Time: 6:30pmVenue: The People’s Palace Lecture Theatre 1, People's Palace, Mile End Campus
In his book, Masters of the Universe, Dr Stedman Jones argues that neoliberal ideas developed across the Atlantic in the post-war period before taking hold on policymakers in the United States and the United Kingdom as a response to the economic crises of the 1970s. Why were neoliberal ideas compelling? Part of the answer lies in the desperation of the situation of stagflation. More importantly, the answer can be found in the transformation of neoiliberal ideas in the postwar United States. This talk examines this change in neoliberal ideas as they were incubated in an environment dominated by the Cold War and rising prosperity.

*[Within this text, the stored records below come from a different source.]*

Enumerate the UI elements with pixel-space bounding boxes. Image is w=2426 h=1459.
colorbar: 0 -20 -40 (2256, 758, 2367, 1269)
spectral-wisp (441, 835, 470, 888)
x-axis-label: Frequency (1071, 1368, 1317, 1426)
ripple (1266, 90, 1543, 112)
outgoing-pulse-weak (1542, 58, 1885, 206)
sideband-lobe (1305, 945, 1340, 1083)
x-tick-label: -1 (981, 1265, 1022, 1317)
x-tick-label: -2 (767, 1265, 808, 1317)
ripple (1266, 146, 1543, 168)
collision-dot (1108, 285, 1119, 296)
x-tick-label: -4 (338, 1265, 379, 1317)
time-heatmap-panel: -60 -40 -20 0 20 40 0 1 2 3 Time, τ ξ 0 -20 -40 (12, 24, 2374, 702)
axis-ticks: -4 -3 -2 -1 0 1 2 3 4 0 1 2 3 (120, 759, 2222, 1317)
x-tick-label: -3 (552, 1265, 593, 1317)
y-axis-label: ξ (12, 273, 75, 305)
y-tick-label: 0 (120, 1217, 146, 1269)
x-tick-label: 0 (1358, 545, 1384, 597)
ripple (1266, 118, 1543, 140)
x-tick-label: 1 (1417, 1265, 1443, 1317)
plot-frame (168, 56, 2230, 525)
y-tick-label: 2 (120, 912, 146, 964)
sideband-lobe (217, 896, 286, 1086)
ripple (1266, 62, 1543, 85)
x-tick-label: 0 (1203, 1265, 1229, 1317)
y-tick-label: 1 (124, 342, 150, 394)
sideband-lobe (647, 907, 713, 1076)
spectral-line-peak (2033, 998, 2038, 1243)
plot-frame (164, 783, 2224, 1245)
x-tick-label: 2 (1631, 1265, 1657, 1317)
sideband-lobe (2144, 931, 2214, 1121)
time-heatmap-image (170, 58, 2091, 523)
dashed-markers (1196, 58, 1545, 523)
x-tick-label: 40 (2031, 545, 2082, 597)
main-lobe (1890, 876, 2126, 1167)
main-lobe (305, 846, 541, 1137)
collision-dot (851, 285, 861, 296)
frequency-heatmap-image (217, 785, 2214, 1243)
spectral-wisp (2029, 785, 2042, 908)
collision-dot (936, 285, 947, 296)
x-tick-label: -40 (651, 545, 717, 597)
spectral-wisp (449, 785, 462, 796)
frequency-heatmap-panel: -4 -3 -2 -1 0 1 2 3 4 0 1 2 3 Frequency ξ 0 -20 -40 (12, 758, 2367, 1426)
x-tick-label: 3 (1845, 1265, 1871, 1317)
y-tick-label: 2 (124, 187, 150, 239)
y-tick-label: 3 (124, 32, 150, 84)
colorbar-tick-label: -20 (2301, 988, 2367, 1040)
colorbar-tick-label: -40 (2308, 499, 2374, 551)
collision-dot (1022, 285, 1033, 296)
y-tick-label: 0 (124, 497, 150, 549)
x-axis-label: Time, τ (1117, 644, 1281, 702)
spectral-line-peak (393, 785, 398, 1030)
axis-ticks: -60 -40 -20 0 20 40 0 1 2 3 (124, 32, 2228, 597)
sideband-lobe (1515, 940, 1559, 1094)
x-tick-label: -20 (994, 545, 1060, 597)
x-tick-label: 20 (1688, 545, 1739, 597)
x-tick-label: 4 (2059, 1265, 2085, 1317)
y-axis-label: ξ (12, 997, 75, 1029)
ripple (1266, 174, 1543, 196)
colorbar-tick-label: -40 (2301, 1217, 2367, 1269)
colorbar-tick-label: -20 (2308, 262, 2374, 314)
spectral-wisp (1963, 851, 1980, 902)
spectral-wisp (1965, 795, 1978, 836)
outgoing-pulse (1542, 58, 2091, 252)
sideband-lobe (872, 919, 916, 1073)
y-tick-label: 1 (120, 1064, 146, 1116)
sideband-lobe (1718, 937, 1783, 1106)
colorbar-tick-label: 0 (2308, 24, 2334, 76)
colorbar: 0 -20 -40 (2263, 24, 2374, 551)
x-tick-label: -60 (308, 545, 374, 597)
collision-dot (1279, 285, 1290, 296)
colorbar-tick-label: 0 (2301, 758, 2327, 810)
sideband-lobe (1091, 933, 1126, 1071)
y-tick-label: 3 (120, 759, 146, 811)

Dr Daniel Stedman Jones is a barrister at 39 Essex Street Chambers in London. He was educated at Pimlico Comprehensive and New College, Oxford University. Daniel worked as a policy adviser at the thinktank Demos and the New Opportunities Fund. He was a Thouron Fellow at the University of Pennsylvania (Penn) (2003-2004) where he completed a Masters in Political Theory and American Politics. Daniel completed a PhD in American history and the history of economic thought at Penn in 2009. In August 2012, his book on the history of neoliberalism, Masters of the Universe, was published by Princeton University Press.